Hogan took one of his most vocal positions on the Trust Act, a bill that would have prohibited state and local police from helping enforce federal immigration efforts by asking people about their immigration status.
It would have banned most Maryland jurisdictions from detaining undocumented people past their release date unless federal agents who want to deport them have a warrant or court order describing probable cause.
The measure passed the House but died in the Senate after Miller warned that “Maryland is not going to become a sanctuary state.”
Observers said Hogan can claim the death of the bill a victory.
“He’s managed to go through this entire session and still not be painted by the Trump brush,” said Todd Eberly, a political science professor at St. Mary’s College.
Still, Eberly said he thinks most Democrats were resigned during last session to think that Hogan would be reelected. After Trump’s election, he said, “I’m not so sure they think that now.”
A recent poll by The Washington Post and the University of Maryland found that Hogan’s support for reelection lags far behind his 65 percent approval rating. About 41 percent of registered voters said they would support the governor for a second term; 37 percent said they’d prefer a Democrat.
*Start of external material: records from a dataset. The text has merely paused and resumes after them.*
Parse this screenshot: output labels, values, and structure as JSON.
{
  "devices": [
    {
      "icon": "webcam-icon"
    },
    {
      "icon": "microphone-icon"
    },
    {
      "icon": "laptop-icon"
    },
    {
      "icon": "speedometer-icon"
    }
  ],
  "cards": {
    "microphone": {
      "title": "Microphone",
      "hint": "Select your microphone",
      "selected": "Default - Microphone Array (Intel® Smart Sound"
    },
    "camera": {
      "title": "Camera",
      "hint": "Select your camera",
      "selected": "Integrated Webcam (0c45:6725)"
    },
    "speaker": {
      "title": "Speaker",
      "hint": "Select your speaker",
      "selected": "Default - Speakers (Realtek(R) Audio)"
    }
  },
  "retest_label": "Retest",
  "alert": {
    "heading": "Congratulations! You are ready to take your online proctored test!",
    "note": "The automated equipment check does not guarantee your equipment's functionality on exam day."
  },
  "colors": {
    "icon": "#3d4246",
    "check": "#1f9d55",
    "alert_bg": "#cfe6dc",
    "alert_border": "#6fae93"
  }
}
The poll also found that Hogan could be vulnerable to an anti-Republican backlash. Former governor Robert L. Ehrlich Jr., the state’s last Republican governor, lost to former governor Martin O’Malley (D) in 2006 despite his high poll ratings, in part because of an anti-Republican backlash.
Eberly said Democrats accomplished the goal to “take on Trump” but appeared to fall short linking Hogan to Trump.
“It’s [Hogan’s] third session, and they are still trying to figure out how to take him on politically,” Eberly said.
Josh Hicks contributed to this report.